A Vingança de Manon (1986)

Skrevet av Filipe Manuel Neto den 19 Juni 2023

A outra metade de “Jean de Florette” é a chave de ouro que fecha em beleza uma grande obra do cinema francês.

Este filme é a continuação de “Jean de Florette” e foi filmado imediatamente a seguir a esse filme, com o mesmo elenco, o mesmo director, a mesma equipa técnica, os mesmos cenários e ambientes. Na prática, são dois filmes que se unem como duas faces de uma mesma moeda e para entender este filme é imprescindível ver o primeiro. O roteiro pega na história onde o primeiro a interrompe: a morte de Jean e a passagem da propriedade para os dois Soubeyran. Enquanto a viúva volta à carreira como cantora lírica, a filha de tenra idade fica para trás, torna-se uma pastora de cabras e faz-se uma mulher tão bela que, anos mais tarde, deixa Ugolin Soubeyran totalmente louco por ela. Por casualidade, ela irá encontrar a forma de se vingar dele, do pérfido César e de toda aquela aldeia, que desprezou o seu pai e onde todos, pelo silêncio, contribuíram para a morte dele.

Há muito boa gente que diz que este filme é um daqueles raros exemplos onde a sequela é ainda melhor do que o filme original. Eu aprecio e respeito quem pensa assim, mas se me permitem ser sincero, não estou muito de acordo com essas opiniões. Para mim, este filme é tão indissociável do primeiro que não chega a ser uma sequela: é um só filme de longa duração que foi lançado em duas metades. E honestamente não senti que fosse tão bom quanto o primeiro filme: na minha opinião, são absolutamente equivalentes. Sobre o roteiro, que é excelente, só tenho uma nota negativa a fazer, que é esta: não sou capaz de compreender como a mãe de Manon deixou a filha para trás sendo pré-adolescente, como era no filme inicial. É um ponto que ficou no ar, que não fica bem explicado.

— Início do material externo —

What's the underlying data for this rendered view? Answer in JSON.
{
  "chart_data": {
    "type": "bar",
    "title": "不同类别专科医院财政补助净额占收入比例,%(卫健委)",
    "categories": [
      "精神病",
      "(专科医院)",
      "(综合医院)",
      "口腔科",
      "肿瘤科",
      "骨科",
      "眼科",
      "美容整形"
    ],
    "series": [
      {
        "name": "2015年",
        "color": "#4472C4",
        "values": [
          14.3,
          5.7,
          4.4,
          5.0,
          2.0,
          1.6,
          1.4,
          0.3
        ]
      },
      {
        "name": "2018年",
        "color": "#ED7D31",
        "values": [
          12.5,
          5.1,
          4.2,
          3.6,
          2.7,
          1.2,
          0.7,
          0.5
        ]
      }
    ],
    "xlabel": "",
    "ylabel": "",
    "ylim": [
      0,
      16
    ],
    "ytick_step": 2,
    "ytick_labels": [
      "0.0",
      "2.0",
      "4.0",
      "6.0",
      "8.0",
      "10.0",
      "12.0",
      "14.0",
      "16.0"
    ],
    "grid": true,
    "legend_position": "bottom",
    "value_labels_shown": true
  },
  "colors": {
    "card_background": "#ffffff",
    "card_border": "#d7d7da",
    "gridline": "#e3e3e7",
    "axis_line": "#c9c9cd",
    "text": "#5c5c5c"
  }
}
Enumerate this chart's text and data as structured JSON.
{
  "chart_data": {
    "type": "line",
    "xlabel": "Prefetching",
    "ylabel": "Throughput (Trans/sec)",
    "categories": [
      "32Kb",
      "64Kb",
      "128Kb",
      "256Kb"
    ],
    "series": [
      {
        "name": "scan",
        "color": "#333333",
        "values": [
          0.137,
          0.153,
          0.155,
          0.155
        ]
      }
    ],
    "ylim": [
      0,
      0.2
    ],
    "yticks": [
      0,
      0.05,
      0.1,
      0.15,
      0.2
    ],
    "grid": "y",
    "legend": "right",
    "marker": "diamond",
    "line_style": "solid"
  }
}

Este filme tem o mesmo núcleo de elenco de “Jean de Florette”, salvas certas pequenas mudanças que tinham de acontecer devido à entrada e saída de personagens. O foco das nossas atenções é a lindíssima e talentosa Emmanuelle Béart, no viço da sua juventude. O trabalho dela foi determinante neste filme: ela transforma a sua personagem numa resistente, numa sobrevivente mais do que numa vítima. Por seu lado, Daniel Auteuil é crível, autêntico e intenso, dando-nos aqui, talvez, o maior trabalho da sua carreira. Yves Montand é brilhante no seu papel, e é muito interessante ver a maneira como o actor foi evidenciando, na sua personagem, a passagem dos anos e das mágoas, tornando-se cada vez mais frágil e aparentemente doente. Claude Berri continua a assegurar uma direcção sólida e inteligente.

O filme tem uma boa cinematografia que transforma a Provença num lugar idílico, onde a beleza natural é quase uma personagem em si mesma. A paisagem rude, com rochas e colinas acentuadas, acentua as asperezas da vida rural e as dificuldades dos lavradores para tirarem o sustento daquela terra. Diferente do filme inicial, onde a inconstância do clima foi um dos temas mais focados, este filme centra-se no amor (há um triângulo que surge a certa altura e amores do passado com muitas consequências) e na vingança da jovem pastora. O filme mostra Béart numa cena de nudez explícita, sem subterfúgios ou rodeios, a única cena onde os pais podem sentir a necessidade de tapar os olhos dos seus filhos (acho que algumas esposas também vão tapar os olhos aos seus maridos). Quanto à banda sonora, é bastante sugestiva e atmosférica.